Schnelles und unkompliziertes Füttern der Bienenvölker
Im vergangenen Jahr habe ich eine für mich neue Methode der Fütterung von Bienenvölkern ausprobiert. Die Inspiration fand ich auf den Webseiten mehrerer russischer Imker, die diese Vorgehensweise beschreiben. Daher habe ich diese Methode für mich als „russische Methode“ bezeichnet. Vielleicht bin ich nicht der Einzige, der sie hierzulande verwendet. In diesem Fall würde ich mich über weitere Anregungen und Erfahrungen freuen.
Bisher habe ich alle möglichen Methoden zur Fütterung getestet – Gläser mit durchlöcherten Deckeln, gefüllt mit Zuckerlösung oder lediglich Zucker und anschließend Wasser, Eimer mit Blähton, Stroh oder Korkstopfen, Futtertaschen, Futtertröge usw. Es gibt viele Möglichkeiten, aber keine davon hat mich wirklich überzeugt.
Nachdem ich die „russische“ Methode letztes Jahr praktisch erprobt habe, kann ich sagen, dass sie für mich am besten geeignet ist und ich bisher keine Nachteile feststellen konnte. Wie funktioniert sie? Ich beschreibe die Methode für das Winterfüttern. Das Vorgehen ist ähnlich auch beim Zufüttern von Ablegern oder bei der Frühjahrsreizung, nur die Konzentration der Lösung und die Menge unterscheiden sich.

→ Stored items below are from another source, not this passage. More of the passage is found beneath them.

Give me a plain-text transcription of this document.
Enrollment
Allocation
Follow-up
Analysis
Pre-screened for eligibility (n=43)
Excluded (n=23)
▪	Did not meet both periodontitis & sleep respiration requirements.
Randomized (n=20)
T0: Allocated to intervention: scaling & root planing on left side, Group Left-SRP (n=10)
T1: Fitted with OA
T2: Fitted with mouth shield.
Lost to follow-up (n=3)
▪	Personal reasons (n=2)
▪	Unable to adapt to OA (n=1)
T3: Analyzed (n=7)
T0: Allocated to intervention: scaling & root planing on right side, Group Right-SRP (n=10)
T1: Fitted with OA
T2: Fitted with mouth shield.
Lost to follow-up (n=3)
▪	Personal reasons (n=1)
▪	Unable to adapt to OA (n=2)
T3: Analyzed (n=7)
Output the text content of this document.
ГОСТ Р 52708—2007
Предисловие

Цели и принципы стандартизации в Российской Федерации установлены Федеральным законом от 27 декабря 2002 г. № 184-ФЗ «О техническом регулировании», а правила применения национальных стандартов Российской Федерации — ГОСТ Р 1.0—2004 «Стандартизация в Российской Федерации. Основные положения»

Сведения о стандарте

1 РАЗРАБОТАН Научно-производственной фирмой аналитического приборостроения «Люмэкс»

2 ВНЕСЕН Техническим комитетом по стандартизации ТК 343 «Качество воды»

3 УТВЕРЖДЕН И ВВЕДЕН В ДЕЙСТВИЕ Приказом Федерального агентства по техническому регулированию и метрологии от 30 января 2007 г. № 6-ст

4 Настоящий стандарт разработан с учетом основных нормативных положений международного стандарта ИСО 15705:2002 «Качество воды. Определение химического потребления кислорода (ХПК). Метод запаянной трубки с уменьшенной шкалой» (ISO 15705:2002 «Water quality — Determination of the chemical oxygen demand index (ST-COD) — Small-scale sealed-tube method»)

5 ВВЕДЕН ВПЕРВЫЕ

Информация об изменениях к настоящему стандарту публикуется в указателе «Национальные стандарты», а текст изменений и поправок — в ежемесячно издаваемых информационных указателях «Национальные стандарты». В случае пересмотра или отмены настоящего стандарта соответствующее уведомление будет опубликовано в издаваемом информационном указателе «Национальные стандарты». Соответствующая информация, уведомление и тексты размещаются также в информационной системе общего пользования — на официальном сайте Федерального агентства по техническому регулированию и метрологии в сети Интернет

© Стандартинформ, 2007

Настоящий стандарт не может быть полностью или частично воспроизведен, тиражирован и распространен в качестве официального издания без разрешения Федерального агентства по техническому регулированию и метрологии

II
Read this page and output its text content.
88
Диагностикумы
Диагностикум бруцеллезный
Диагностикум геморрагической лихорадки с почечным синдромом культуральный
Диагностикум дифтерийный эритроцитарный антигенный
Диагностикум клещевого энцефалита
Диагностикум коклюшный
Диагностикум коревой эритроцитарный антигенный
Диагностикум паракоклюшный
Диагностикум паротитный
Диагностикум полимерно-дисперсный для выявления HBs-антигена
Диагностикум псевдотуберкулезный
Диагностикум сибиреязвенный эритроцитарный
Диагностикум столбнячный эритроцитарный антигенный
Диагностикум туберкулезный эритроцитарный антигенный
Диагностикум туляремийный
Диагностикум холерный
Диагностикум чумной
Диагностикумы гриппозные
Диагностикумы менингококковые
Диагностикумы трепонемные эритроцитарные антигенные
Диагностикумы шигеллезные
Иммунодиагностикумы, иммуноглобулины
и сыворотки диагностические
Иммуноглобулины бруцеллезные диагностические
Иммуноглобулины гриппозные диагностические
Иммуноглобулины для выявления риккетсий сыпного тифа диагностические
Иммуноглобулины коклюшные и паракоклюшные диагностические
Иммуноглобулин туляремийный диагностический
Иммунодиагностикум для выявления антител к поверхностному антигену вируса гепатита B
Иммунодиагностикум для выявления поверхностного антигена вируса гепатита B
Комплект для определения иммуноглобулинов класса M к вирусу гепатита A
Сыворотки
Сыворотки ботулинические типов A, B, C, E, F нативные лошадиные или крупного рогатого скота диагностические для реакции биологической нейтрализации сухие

Man stellt eine Zuckerwasser-Lösung in der benötigten Menge und der gewünschten Konzentration her (für den Winter im Verhältnis 3:2). Außerdem wird ein Plastikeimer (z. B. von Primalex) und eine Rolle Müllbeutel in der Größe 60 x 72 cm (schwarze, dünne Folie, kostengünstig erhältlich) benötigt. Man legt einen Müllbeutel in den Eimer und füllt ihn mit der gewünschten Menge der Zuckerlösung. Danach drückt man überschüssige Luft heraus und verknotet die Oberseite des Beutels. Wichtig ist, dass wirklich ganze Luft entfernt ist. Der Knoten wird etwas weiter oben gemacht, nicht direkt am Flüssigkeitsspiegel. Falls er durch Propolis festklebt, kann man ihn durch einen leichten Ruck lösen. Die gebrauchten Beutel entsorgt man am besten getrennt.
Die Anzahl und Größe der Futtergaben ist von jedem Imker individuell nach den eigenen Erfahrungen festzulegen. Ich selbst füttere zum Beispiel 4-5 Mal mit je 3 Litern im Abstand von etwa 3–4 Wochen.
Die Vorteile dieser Methode liegen klar auf der Hand – sie ist einfach, schnell und unkompliziert. Die Bienen ertrinken nicht, es gibt keine Gefahr dafür. Man benötigt keine speziellen Füttereinrichtungen, die gelagert werden müssen. Es läuft kein Zuckersirup aus, der Räuberinnen anlocken würde. Wenn die Bienen aus irgendwelchen Gründen mit der Futteraufnahme zögern, beginnt die Lösung ohne Luftzugang nicht zu gären oder zu verderben. Jedes Mal wird ein neuer Beutel verwendet – hygienischer geht es kaum.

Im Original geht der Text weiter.